— October 19, 2017
Up and to the right.
This is the vision CEOs go to sleep with at night. We pour our lives into our business, hoping that our efforts — and the efforts of our thoughtfully chosen and loyal teams — will put our business on a steady path to success. You probably think that if you survived starting a business, it should be smooth sailing from here on, but it isn’t. Unfortunately, scaling a business is not always an “up and to the right” journey. In fact, most of the time it’s far from it.
I won’t beat around the bush; scaling is hard. It challenges every system, process and person that you have in place, forcing you to act fast or fall behind. At Lifesize, we are intimately familiar with these pain points, having reinvented our business less than three years ago and now growing our customer base at a very rapid rate.
Looking back at our experience — and ahead at the challenges we face — we recognize four areas to consider when scaling a business.
Set the right goals
Scaling a business isn’t an exact science, but you should know why you want to grow and make sure your executive team and employees are on board with the vision. It may be challenging to pinpoint exact growth figures, so in the early stages it may make most sense to set operational goals first (i.e., creating a new go-to-market model). Once you have your operational boxes checked, then you can set specific goals regarding revenue growth, customer acquisitions or expansion of existing accounts.

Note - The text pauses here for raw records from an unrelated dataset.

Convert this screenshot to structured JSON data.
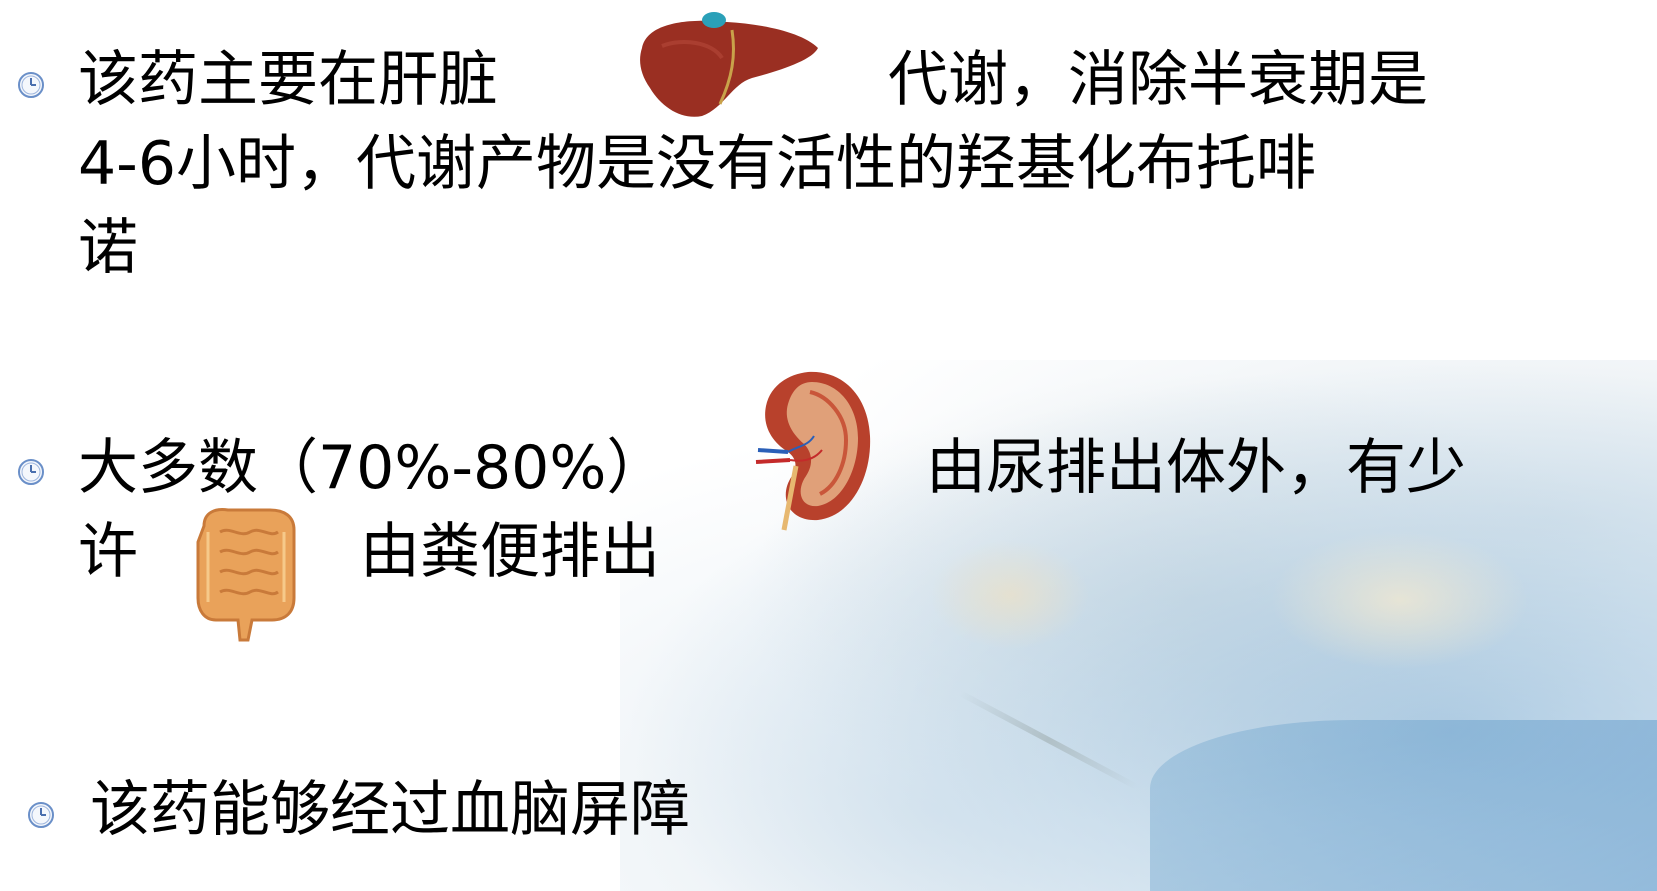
{
  "bullets": [
    {
      "line1_left": "该药主要在肝脏",
      "line1_right": "代谢，消除半衰期是",
      "line2": "4-6小时，代谢产物是没有活性的羟基化布托啡",
      "line3": "诺"
    },
    {
      "line1_left": "大多数（70%-80%）",
      "line1_right": "由尿排出体外，有少",
      "line2_left": "许",
      "line2_right": "由粪便排出"
    },
    {
      "line1": "该药能够经过血脑屏障"
    }
  ],
  "icons": {
    "bullet_icon": "clock-icon",
    "organ_1": "liver-icon",
    "organ_2": "kidney-icon",
    "organ_3": "intestine-icon"
  },
  "colors": {
    "text": "#000000",
    "bullet": "#6a8fc8",
    "liver": "#9a2f22",
    "kidney": "#b8412c",
    "intestine": "#e9a25a"
  }
}
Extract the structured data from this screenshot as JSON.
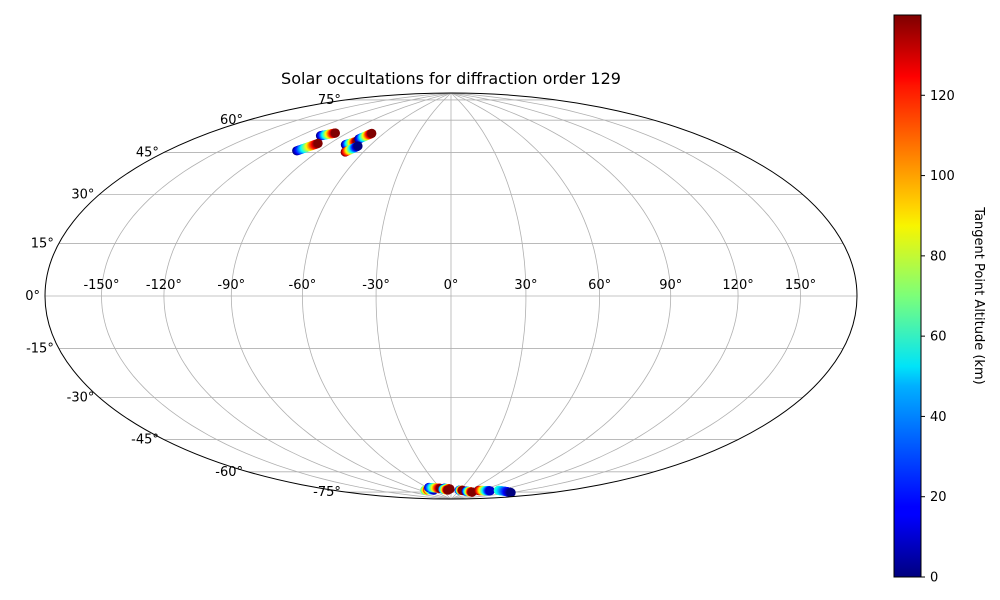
{
  "chart_data": {
    "type": "scatter",
    "projection": "hammer",
    "title": "Solar occultations for diffraction order 129",
    "grid": true,
    "longitude_ticks": [
      -150,
      -120,
      -90,
      -60,
      -30,
      0,
      30,
      60,
      90,
      120,
      150
    ],
    "longitude_tick_labels": [
      "-150°",
      "-120°",
      "-90°",
      "-60°",
      "-30°",
      "0°",
      "30°",
      "60°",
      "90°",
      "120°",
      "150°"
    ],
    "latitude_ticks": [
      -75,
      -60,
      -45,
      -30,
      -15,
      0,
      15,
      30,
      45,
      60,
      75
    ],
    "latitude_tick_labels": [
      "-75°",
      "-60°",
      "-45°",
      "-30°",
      "-15°",
      "0°",
      "15°",
      "30°",
      "45°",
      "60°",
      "75°"
    ],
    "colorbar": {
      "label": "Tangent Point Altitude (km)",
      "range": [
        0,
        140
      ],
      "ticks": [
        0,
        20,
        40,
        60,
        80,
        100,
        120
      ],
      "tick_labels": [
        "0",
        "20",
        "40",
        "60",
        "80",
        "100",
        "120"
      ],
      "colormap": "jet"
    },
    "occultations": [
      {
        "lon": [
          -106,
          -99
        ],
        "lat": [
          63,
          65
        ],
        "altitude": [
          0,
          140
        ]
      },
      {
        "lon": [
          -104,
          -98
        ],
        "lat": [
          56,
          60
        ],
        "altitude": [
          0,
          140
        ]
      },
      {
        "lon": [
          -78,
          -73
        ],
        "lat": [
          61,
          63
        ],
        "altitude": [
          0,
          140
        ]
      },
      {
        "lon": [
          -74,
          -70
        ],
        "lat": [
          64,
          67
        ],
        "altitude": [
          0,
          140
        ]
      },
      {
        "lon": [
          -72,
          -68
        ],
        "lat": [
          58,
          61
        ],
        "altitude": [
          140,
          0
        ]
      },
      {
        "lon": [
          -80,
          -60
        ],
        "lat": [
          -84,
          -84
        ],
        "altitude": [
          60,
          140
        ]
      },
      {
        "lon": [
          -70,
          -55
        ],
        "lat": [
          -84,
          -84.5
        ],
        "altitude": [
          120,
          10
        ]
      },
      {
        "lon": [
          -57,
          -30
        ],
        "lat": [
          -83,
          -84
        ],
        "altitude": [
          10,
          140
        ]
      },
      {
        "lon": [
          -20,
          -3
        ],
        "lat": [
          -84,
          -84.5
        ],
        "altitude": [
          10,
          140
        ]
      },
      {
        "lon": [
          -25,
          -10
        ],
        "lat": [
          -84.5,
          -85
        ],
        "altitude": [
          30,
          140
        ]
      },
      {
        "lon": [
          28,
          40
        ],
        "lat": [
          -85,
          -85
        ],
        "altitude": [
          10,
          140
        ]
      },
      {
        "lon": [
          55,
          80
        ],
        "lat": [
          -85.2,
          -85.2
        ],
        "altitude": [
          10,
          140
        ]
      },
      {
        "lon": [
          85,
          110
        ],
        "lat": [
          -84,
          -83
        ],
        "altitude": [
          140,
          10
        ]
      },
      {
        "lon": [
          120,
          150
        ],
        "lat": [
          -82,
          -81
        ],
        "altitude": [
          60,
          0
        ]
      }
    ]
  }
}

Explore all growth strategies
Take a critical eye to new customer acquisitions. Attracting new customers is not just one department’s job — it’s a collective effort. Evaluate your marketing and sales strategies to see how you can better capture and address new potential customers’ needs. Additionally, look for opportunity within existing customer accounts. Are your customers’ businesses growing or are they seeing great value in your offering in every day usage? If so, there’s a good chance your solution or services can grow with them.

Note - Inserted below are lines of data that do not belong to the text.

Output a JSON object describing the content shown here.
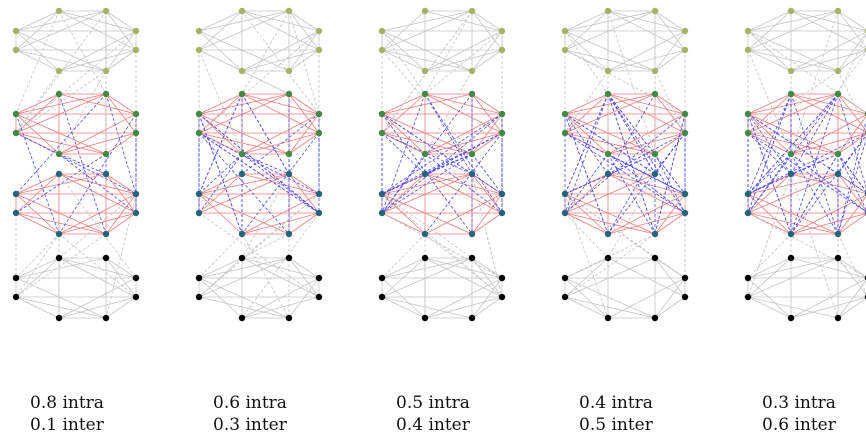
{
  "panels": [
    {
      "intra_label": "0.8 intra",
      "inter_label": "0.1 inter",
      "intra": 0.8,
      "inter": 0.1
    },
    {
      "intra_label": "0.6 intra",
      "inter_label": "0.3 inter",
      "intra": 0.6,
      "inter": 0.3
    },
    {
      "intra_label": "0.5 intra",
      "inter_label": "0.4 inter",
      "intra": 0.5,
      "inter": 0.4
    },
    {
      "intra_label": "0.4 intra",
      "inter_label": "0.5 inter",
      "intra": 0.4,
      "inter": 0.5
    },
    {
      "intra_label": "0.3 intra",
      "inter_label": "0.6 inter",
      "intra": 0.3,
      "inter": 0.6
    }
  ],
  "colors": {
    "group_top": "#a5b364",
    "group_mid_upper": "#3f8a45",
    "group_mid_lower": "#23657c",
    "group_bottom": "#000000",
    "edge_gray": "#c4c4c4",
    "edge_red": "#ee7b7b",
    "edge_blue": "#4a4aff"
  }
}
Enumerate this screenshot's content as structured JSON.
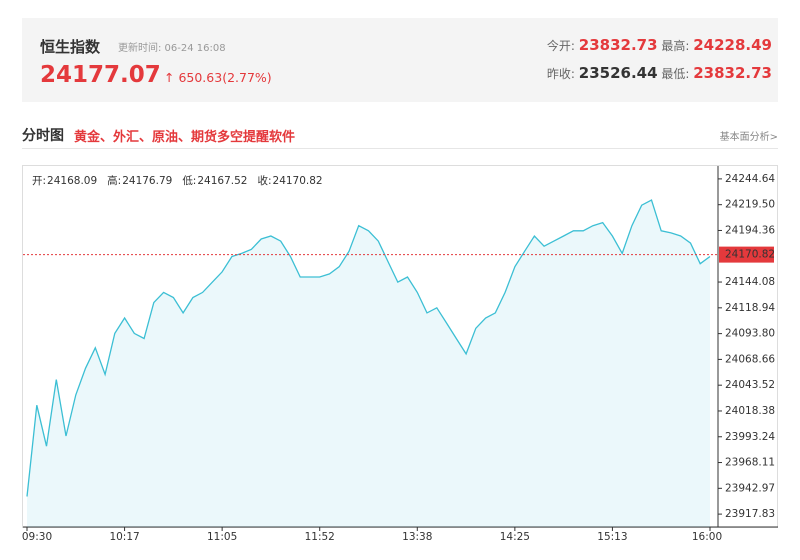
{
  "header": {
    "title": "恒生指数",
    "update_time": "更新时间: 06-24 16:08",
    "price": "24177.07",
    "change": "650.63(2.77%)",
    "stats": [
      {
        "label": "今开:",
        "value": "23832.73"
      },
      {
        "label": "最高:",
        "value": "24228.49"
      },
      {
        "label": "昨收:",
        "value": "23526.44"
      },
      {
        "label": "最低:",
        "value": "23832.73"
      }
    ]
  },
  "section": {
    "title": "分时图",
    "promo": "黄金、外汇、原油、期货多空提醒软件",
    "link": "基本面分析>"
  },
  "chart_data": {
    "type": "line",
    "ohlc": [
      {
        "label": "开:",
        "value": 24168.09
      },
      {
        "label": "高:",
        "value": 24176.79
      },
      {
        "label": "低:",
        "value": 24167.52
      },
      {
        "label": "收:",
        "value": 24170.82
      }
    ],
    "categories": [
      "09:30",
      null,
      null,
      null,
      null,
      null,
      null,
      null,
      null,
      null,
      "10:17",
      null,
      null,
      null,
      null,
      null,
      null,
      null,
      null,
      null,
      "11:05",
      null,
      null,
      null,
      null,
      null,
      null,
      null,
      null,
      null,
      "11:52",
      null,
      null,
      null,
      null,
      null,
      null,
      null,
      null,
      null,
      "13:38",
      null,
      null,
      null,
      null,
      null,
      null,
      null,
      null,
      null,
      "14:25",
      null,
      null,
      null,
      null,
      null,
      null,
      null,
      null,
      null,
      "15:13",
      null,
      null,
      null,
      null,
      null,
      null,
      null,
      null,
      null,
      "16:00"
    ],
    "series": [
      {
        "color": "#3cbfd4",
        "values": [
          23935,
          24024,
          23984,
          24049,
          23994,
          24034,
          24060,
          24080,
          24054,
          24094,
          24109,
          24094,
          24089,
          24124,
          24134,
          24129,
          24114,
          24129,
          24134,
          24144,
          24154,
          24169,
          24172,
          24176,
          24186,
          24189,
          24184,
          24169,
          24149,
          24149,
          24149,
          24152,
          24159,
          24174,
          24199,
          24194,
          24184,
          24164,
          24144,
          24149,
          24134,
          24114,
          24119,
          24104,
          24089,
          24074,
          24099,
          24109,
          24114,
          24134,
          24159,
          24174,
          24189,
          24179,
          24184,
          24189,
          24194,
          24194,
          24199,
          24202,
          24189,
          24172,
          24199,
          24219,
          24224,
          24194,
          24192,
          24189,
          24182,
          24162,
          24169
        ]
      }
    ],
    "ylim": [
      23905.26,
      24257.21
    ],
    "yticks": [
      24244.64,
      {
        "value": 24219.5,
        "label": "24219.50"
      },
      24194.36,
      24144.08,
      24118.94,
      {
        "value": 24093.8,
        "label": "24093.80"
      },
      24068.66,
      24043.52,
      24018.38,
      23993.24,
      23968.11,
      23942.97,
      23917.83
    ],
    "reference_color": "#e4393c"
  }
}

Another way to expand is geographically, but you need to make sure your infrastructure and resources are in place so you can service your customers in all areas. For young or small companies, this is a very big step. Hiring sales managers outside of your native country can be challenging. Cultural norms, language, labor laws are all different in every country you wish to enter. Additionally, regional or country specific laws regarding data privacy or regulatory approval (as in the case of hardware) can be challenging to navigate and expensive and time consuming to implement. That does not even include finding the proper way of marketing, distributing and brand building for your product and services appropriate for each market. Expanding geographically can substantially increase your available market, but be sure it does not dilute your resources more than the uplift in sales it provides.
Be creative
One of the biggest hindrances to growth is resistance to change and being “stuck” in your processes, particularly for a company like Lifesize only recently emerging from a total body makeover. Growth can happen quickly, and it’s important to be creative and resourceful to accommodate customer needs. At Lifesize, for example, we started a program to reach out to our tens of thousands of happy Lifesize customers we had acquired over the past decade that had not yet experienced our new cloud-based solution. We wanted to do this quickly, but we soon realized that our financial and order management systems weren’t set up to take orders the way we wanted and at the pace we wanted. So, we had to get creative.

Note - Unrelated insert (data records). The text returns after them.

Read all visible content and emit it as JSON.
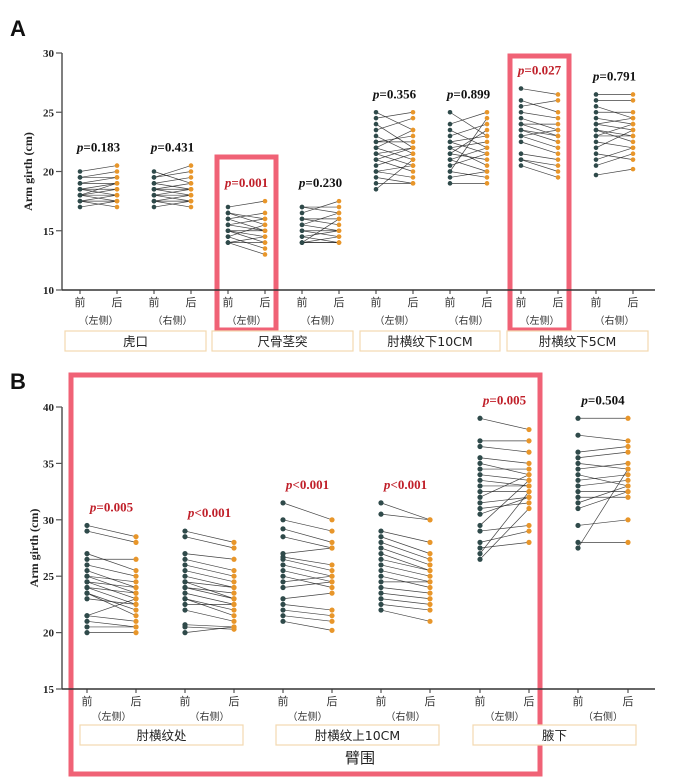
{
  "colors": {
    "pre_dot": "#2f4a4a",
    "post_dot": "#e8962a",
    "line": "#222222",
    "highlight": "#f06276",
    "sig_text": "#c0202a",
    "ns_text": "#111111",
    "group_box_border": "#f3d9b0"
  },
  "chart_data": [
    {
      "panel": "A",
      "type": "line",
      "subtype": "paired-dot-plot",
      "ylabel": "Arm girth (cm)",
      "ylim": [
        10,
        30
      ],
      "yticks": [
        10,
        15,
        20,
        25,
        30
      ],
      "x_tick_labels": [
        "前",
        "后"
      ],
      "groups": [
        {
          "name": "虎口",
          "pairs": [
            {
              "side": "（左侧）",
              "p": "p=0.183",
              "p_value": 0.183,
              "significant": false,
              "highlighted": false,
              "pre": [
                20,
                19.5,
                19.5,
                19,
                19,
                18.5,
                18.5,
                18.5,
                18,
                18,
                18,
                18,
                17.5,
                17.5,
                17.5,
                17
              ],
              "post": [
                20.5,
                20,
                19.5,
                19,
                19.5,
                18.5,
                18,
                19,
                18,
                18.5,
                17.5,
                19,
                18,
                17.5,
                17,
                17.5
              ]
            },
            {
              "side": "（右侧）",
              "p": "p=0.431",
              "p_value": 0.431,
              "significant": false,
              "highlighted": false,
              "pre": [
                20,
                19.5,
                19.5,
                19,
                19,
                18.5,
                18.5,
                18.5,
                18,
                18,
                18,
                17.5,
                17.5,
                17.5,
                17
              ],
              "post": [
                19,
                20.5,
                20,
                19.5,
                18.5,
                18,
                19,
                18.5,
                18,
                17.5,
                18.5,
                18,
                17,
                17.5,
                17.5
              ]
            }
          ]
        },
        {
          "name": "尺骨茎突",
          "pairs": [
            {
              "side": "（左侧）",
              "p": "p=0.001",
              "p_value": 0.001,
              "significant": true,
              "highlighted": true,
              "pre": [
                17,
                16.5,
                16.5,
                16,
                16,
                15.5,
                15.5,
                15,
                15,
                15,
                14.5,
                14.5,
                14,
                14,
                14
              ],
              "post": [
                17.5,
                16,
                15.5,
                16.5,
                15,
                16,
                15,
                14.5,
                15,
                14,
                15.5,
                13.5,
                14.5,
                13,
                14
              ]
            },
            {
              "side": "（右侧）",
              "p": "p=0.230",
              "p_value": 0.23,
              "significant": false,
              "highlighted": false,
              "pre": [
                17,
                17,
                16.5,
                16,
                16,
                15.5,
                15.5,
                15,
                15,
                14.5,
                14.5,
                14,
                14,
                14,
                14
              ],
              "post": [
                17,
                16.5,
                17.5,
                15.5,
                16,
                15,
                16.5,
                15,
                14.5,
                14,
                15,
                14.5,
                14,
                14,
                16
              ]
            }
          ]
        },
        {
          "name": "肘横纹下10CM",
          "pairs": [
            {
              "side": "（左侧）",
              "p": "p=0.356",
              "p_value": 0.356,
              "significant": false,
              "highlighted": false,
              "pre": [
                25,
                24.5,
                24,
                23.5,
                23,
                22.5,
                22.5,
                22,
                22,
                21.5,
                21.5,
                21,
                21,
                20.5,
                20,
                20,
                19.5,
                19,
                18.5
              ],
              "post": [
                23.5,
                25,
                22,
                24.5,
                21.5,
                23,
                22.5,
                21,
                23.5,
                20.5,
                22,
                22,
                20,
                21.5,
                19.5,
                20.5,
                19,
                19,
                21
              ]
            },
            {
              "side": "（右侧）",
              "p": "p=0.899",
              "p_value": 0.899,
              "significant": false,
              "highlighted": false,
              "pre": [
                25,
                24,
                23.5,
                23,
                22.5,
                22.5,
                22,
                22,
                21.5,
                21.5,
                21,
                21,
                20.5,
                20,
                20,
                19.5,
                19
              ],
              "post": [
                23,
                25,
                22,
                24,
                23,
                21.5,
                22.5,
                20.5,
                23.5,
                21,
                22,
                20,
                21.5,
                19.5,
                24.5,
                20,
                19
              ]
            }
          ]
        },
        {
          "name": "肘横纹下5CM",
          "pairs": [
            {
              "side": "（左侧）",
              "p": "p=0.027",
              "p_value": 0.027,
              "significant": true,
              "highlighted": true,
              "pre": [
                27,
                26,
                25.5,
                25,
                24.5,
                24,
                24,
                23.5,
                23.5,
                23,
                23,
                22.5,
                21.5,
                21,
                21,
                20.5
              ],
              "post": [
                26.5,
                25,
                26,
                24.5,
                23.5,
                23,
                24,
                22.5,
                23,
                22,
                23.5,
                21.5,
                21,
                20,
                20.5,
                19.5
              ]
            },
            {
              "side": "（右侧）",
              "p": "p=0.791",
              "p_value": 0.791,
              "significant": false,
              "highlighted": false,
              "pre": [
                26.5,
                26,
                25.5,
                25,
                24.5,
                24,
                24,
                23.5,
                23.5,
                23,
                23,
                22.5,
                22,
                21.5,
                21,
                20.5,
                19.7
              ],
              "post": [
                26.5,
                26,
                24.5,
                25,
                24,
                23.5,
                24.5,
                23,
                22.5,
                24,
                23,
                22,
                23.5,
                21,
                22,
                21.5,
                20.2
              ]
            }
          ]
        }
      ]
    },
    {
      "panel": "B",
      "type": "line",
      "subtype": "paired-dot-plot",
      "ylabel": "Arm girth (cm)",
      "ylim": [
        15,
        40
      ],
      "yticks": [
        15,
        20,
        25,
        30,
        35,
        40
      ],
      "x_tick_labels": [
        "前",
        "后"
      ],
      "highlight_region_label": "臂围",
      "groups": [
        {
          "name": "肘横纹处",
          "pairs": [
            {
              "side": "（左侧）",
              "p": "p=0.005",
              "p_value": 0.005,
              "significant": true,
              "highlighted": true,
              "pre": [
                29.5,
                29,
                27,
                26.5,
                26,
                25.5,
                25,
                25,
                24.5,
                24.5,
                24,
                24,
                23.5,
                23.5,
                23,
                21.5,
                21.5,
                21,
                20.5,
                20
              ],
              "post": [
                28.5,
                28,
                25.5,
                26.5,
                25,
                24,
                24.5,
                23.5,
                24,
                23,
                23.5,
                22.5,
                22,
                21.5,
                22.5,
                23,
                21,
                20.5,
                20.5,
                20
              ]
            },
            {
              "side": "（右侧）",
              "p": "p<0.001",
              "p_value": 0.001,
              "significant": true,
              "highlighted": true,
              "pre": [
                29,
                28.5,
                27,
                26.5,
                26,
                25.5,
                25,
                24.5,
                24.5,
                24,
                24,
                23.5,
                23,
                23,
                22.5,
                22,
                20.7,
                20.5,
                20
              ],
              "post": [
                28,
                27.5,
                26.5,
                25.5,
                25,
                24.5,
                24,
                24,
                23,
                23.5,
                23,
                22.5,
                22,
                21.5,
                22.5,
                21,
                20.5,
                20.3,
                20.5
              ]
            }
          ]
        },
        {
          "name": "肘横纹上10CM",
          "pairs": [
            {
              "side": "（左侧）",
              "p": "p<0.001",
              "p_value": 0.001,
              "significant": true,
              "highlighted": true,
              "pre": [
                31.5,
                30,
                29.2,
                28.5,
                27,
                26.7,
                26.5,
                26,
                25.5,
                25,
                24.5,
                24,
                23,
                22.5,
                22,
                21.5,
                21
              ],
              "post": [
                30,
                29,
                28,
                27.5,
                27.5,
                26,
                25.5,
                25,
                24.5,
                24,
                25,
                24.5,
                23.5,
                22,
                21.5,
                21,
                20.2
              ]
            },
            {
              "side": "（右侧）",
              "p": "p<0.001",
              "p_value": 0.001,
              "significant": true,
              "highlighted": true,
              "pre": [
                31.5,
                30.5,
                29,
                28.5,
                28,
                27.5,
                27,
                26.5,
                26,
                25.5,
                25,
                24.5,
                24,
                23.5,
                23,
                22.5,
                22
              ],
              "post": [
                30,
                30,
                28,
                27,
                26.5,
                26,
                25.5,
                25.5,
                25,
                24.5,
                24,
                24.5,
                23.5,
                23,
                22.5,
                22,
                21
              ]
            }
          ]
        },
        {
          "name": "腋下",
          "pairs": [
            {
              "side": "（左侧）",
              "p": "p=0.005",
              "p_value": 0.005,
              "significant": true,
              "highlighted": true,
              "pre": [
                39,
                37,
                36.5,
                35.5,
                35,
                34.5,
                34,
                33.5,
                33,
                32.5,
                32,
                31.5,
                31,
                30.5,
                29.5,
                29,
                28,
                27.5,
                27,
                26.5
              ],
              "post": [
                38,
                37,
                36,
                35,
                34,
                34.5,
                33.5,
                33,
                33,
                32.5,
                34,
                32,
                31.5,
                32,
                33.5,
                29.5,
                29,
                28,
                32.5,
                31
              ]
            },
            {
              "side": "（右侧）",
              "p": "p=0.504",
              "p_value": 0.504,
              "significant": false,
              "highlighted": false,
              "pre": [
                39,
                37.5,
                36,
                35.5,
                35,
                34.5,
                34,
                33.5,
                33,
                32.5,
                32,
                31.5,
                31,
                29.5,
                28,
                27.5
              ],
              "post": [
                39,
                37,
                36.5,
                36,
                34.5,
                35,
                33,
                34,
                33.5,
                32.5,
                32,
                33,
                32.5,
                30,
                28,
                34.5
              ]
            }
          ]
        }
      ]
    }
  ]
}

For a period of time, we modified our quoting and order-taking process to operate outside of the normal flow in order to facilitate the new faster pace. There was some manual effort on our back-end, but customers appreciated the streamlined process and sales teams were seeing shorter deal cycles and higher close rates. It is a simple but important example of the need to think quickly on your feet and accommodate change.
Make sure your team can scale, but beware your expenses
One of the unsettling things about scaling a business is the unrelenting pressure to hire. When you think about addressing growth challenges, it’s easy to fall into the trap of thinking, “We just need more headcount.” Unfortunately, operational expenses can quickly get out of control. The truth is that it’s not about hiring more – it’s about hiring right. Scaling requires a unique skill set, so make sure your hires — especially at the management level — have the right experience and knowledge to take your company to the next level. Nothing kills the enthusiasm of a spurt of new-found growth than having to unexpectedly slash expenses (or headcount) because you got ahead of the revenue growth with a cost structure that you cannot afford.
At the end of the day, success in scaling will depend on finding the right balance between growth and expenses. This is a marathon, not a sprint — so keep yourself grounded while following your vision. I can confidently say from experience that there are plenty of mistakes to be made along the way, but there are also plenty of opportunities for creativity and innovation, and of course ways to surprise and delight your customers. Scaling a business will not take you only up and to the right in a straight line — it will take you on a much more exciting ride.